ABOUT THE NEW MEXICO ENVIRONMENTAL LAW CENTER AND BRUCE FREDERICK

Bruce Frederick, Staff Attorney
New Mexico Environmental Law Center
1405 Luisa Street, Suite 5
Santa Fe, New Mexico 87505
505-989-9022, ext. 26

The Law Center has represented individuals and acequias is protesting the transfer of water rights in three cases.  Two involved the proposed transfer of water rights from a member of an acequia in Socorro to Intel.  In both cases the transfers did not occur.  The third case involved a proposed transfer from the "Top of the World" in Taos to Santa Fe County, south of the Otowi Gage.  Our clients opposed the transfer only to the extent it would set a precedent by allowing a transfer of water rights from the north to south of the gage.  A transfer did ultimately occur, but the water rights were not transferred south of the gage.  (I did not work on these cases, because they occurred prior to my employment with the Law Center in 2007.)

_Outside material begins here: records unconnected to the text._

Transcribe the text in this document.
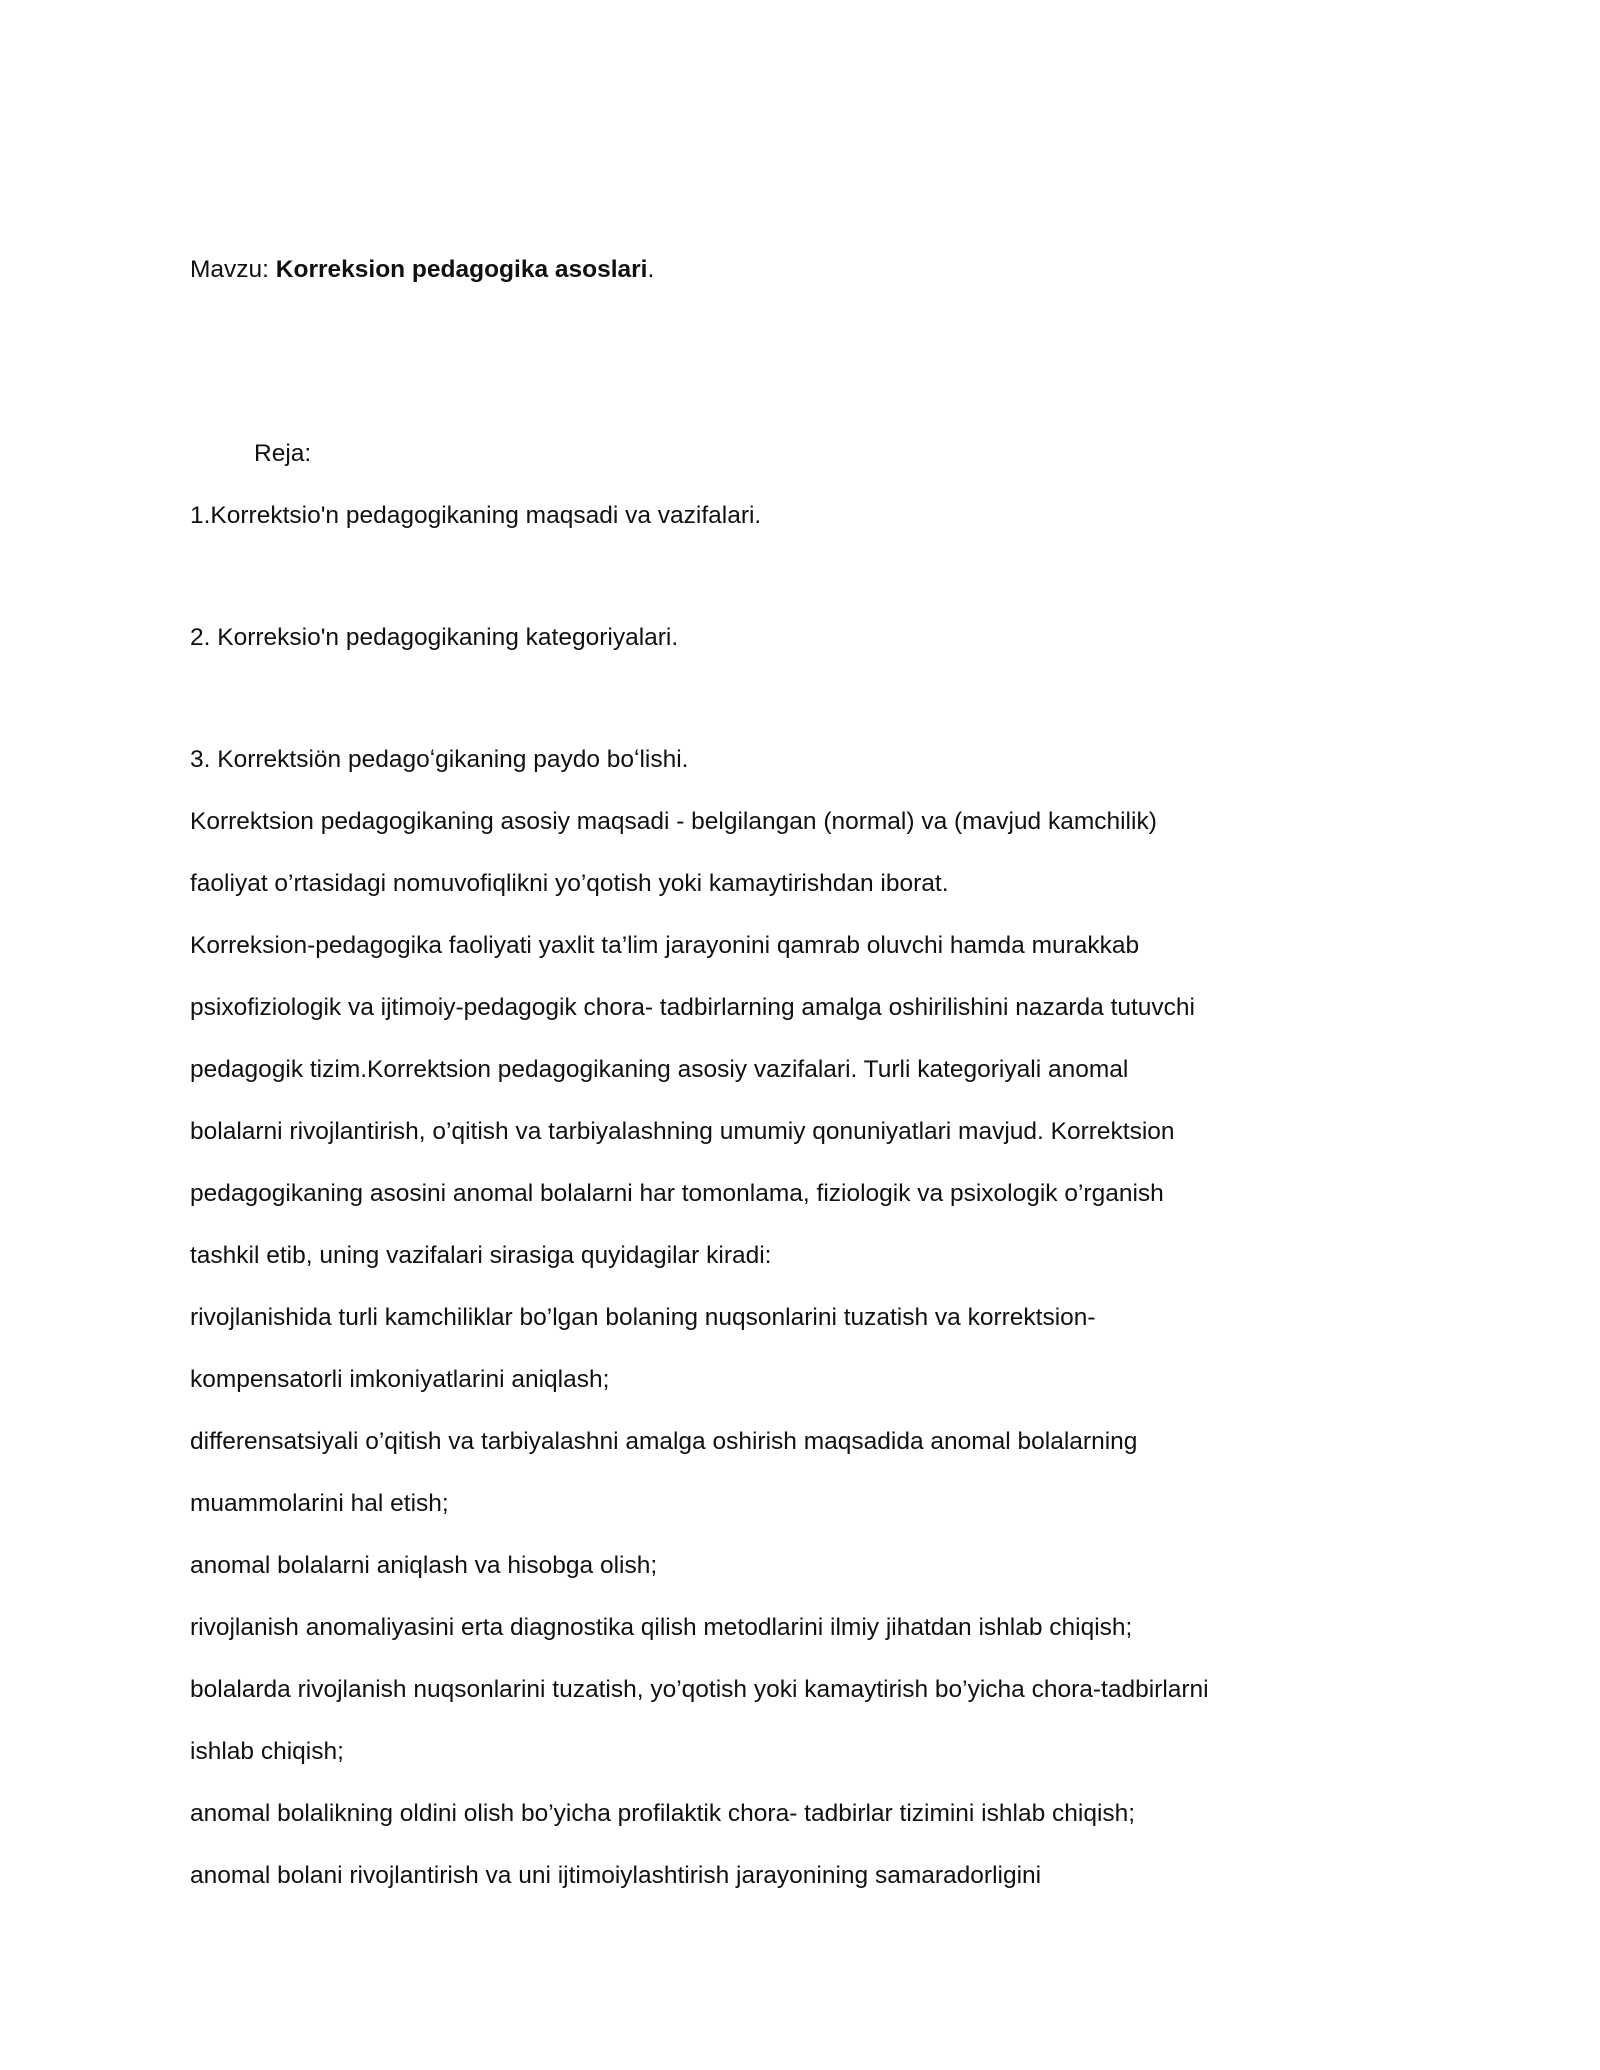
Mavzu: Korreksion pedagogika asoslari.

Reja:

1.Korrektsio'n pedagogikaning maqsadi va vazifalari.

2. Korreksio'n pedagogikaning kategoriyalari.

3. Korrektsiön pedagoʻgikaning paydo boʻlishi.

Korrektsion pedagogikaning asosiy maqsadi - belgilangan (normal) va (mavjud kamchilik)

faoliyat o’rtasidagi nomuvofiqlikni yo’qotish yoki kamaytirishdan iborat.

Korreksion-pedagogika faoliyati yaxlit ta’lim jarayonini qamrab oluvchi hamda murakkab

psixofiziologik va ijtimoiy-pedagogik chora- tadbirlarning amalga oshirilishini nazarda tutuvchi

pedagogik tizim.Korrektsion pedagogikaning asosiy vazifalari. Turli kategoriyali anomal

bolalarni rivojlantirish, o’qitish va tarbiyalashning umumiy qonuniyatlari mavjud. Korrektsion

pedagogikaning asosini anomal bolalarni har tomonlama, fiziologik va psixologik o’rganish

tashkil etib, uning vazifalari sirasiga quyidagilar kiradi:

rivojlanishida turli kamchiliklar bo’lgan bolaning nuqsonlarini tuzatish va korrektsion-

kompensatorli imkoniyatlarini aniqlash;

differensatsiyali o’qitish va tarbiyalashni amalga oshirish maqsadida anomal bolalarning

muammolarini hal etish;

anomal bolalarni aniqlash va hisobga olish;

rivojlanish anomaliyasini erta diagnostika qilish metodlarini ilmiy jihatdan ishlab chiqish;

bolalarda rivojlanish nuqsonlarini tuzatish, yo’qotish yoki kamaytirish bo’yicha chora-tadbirlarni

ishlab chiqish;

anomal bolalikning oldini olish bo’yicha profilaktik chora- tadbirlar tizimini ishlab chiqish;

anomal bolani rivojlantirish va uni ijtimoiylashtirish jarayonining samaradorligini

I have been involved in water issues in New Mexico for about 20 years.  I received a master’s degree in groundwater hydrology from Tech in 1988 and later graduated from UNM Law School in 1993.  My law school thesis was "Salvaged Water--the Failed Critical Assumption Underlying the Pecos River Compact."  I joined the firm of Montgomery and Andrews ... as a law clerk in 1992 and then as an associate from 1993 through 1997.   While at the firm I worked almost exclusively on natural resource issues, including water rights cases, on behalf of individuals, cities and corporations.  Most of this worked involved research, water rights transfers, and adjudications.

I worked for the New Mexico Commissioner of Public Lands from 1997 through 2003, representing the Commissioner in water rights transfers, adjudications, and water policy.

From 2003 to 2007 I worked for the State Engineer's Office and the Interstate Stream Commission.  I was the Northern New Mexico Lead Attorney in charge of all northern NM adjudications, including Taos, San Juan, San Jose, Aamodt, and Santa Fe adjudications.  I focused primarily on Taos and San Juan and was the first attorney to actually move forward on the adjudication of non-Indian water rights in many years.  I also prepared briefs and argued in two appeals to the New Mexico Supreme Court on behalf of the State Engineer.  Both appeals I worked on were successful.

As an attorney, I will work for my clients to achieve their goals (assuming they're lawful goals, of course).  In the San Augustin case, the goal is to oppose and ultimately defeat the application, and I believe this goal is common to all our clients regardless of their political beliefs.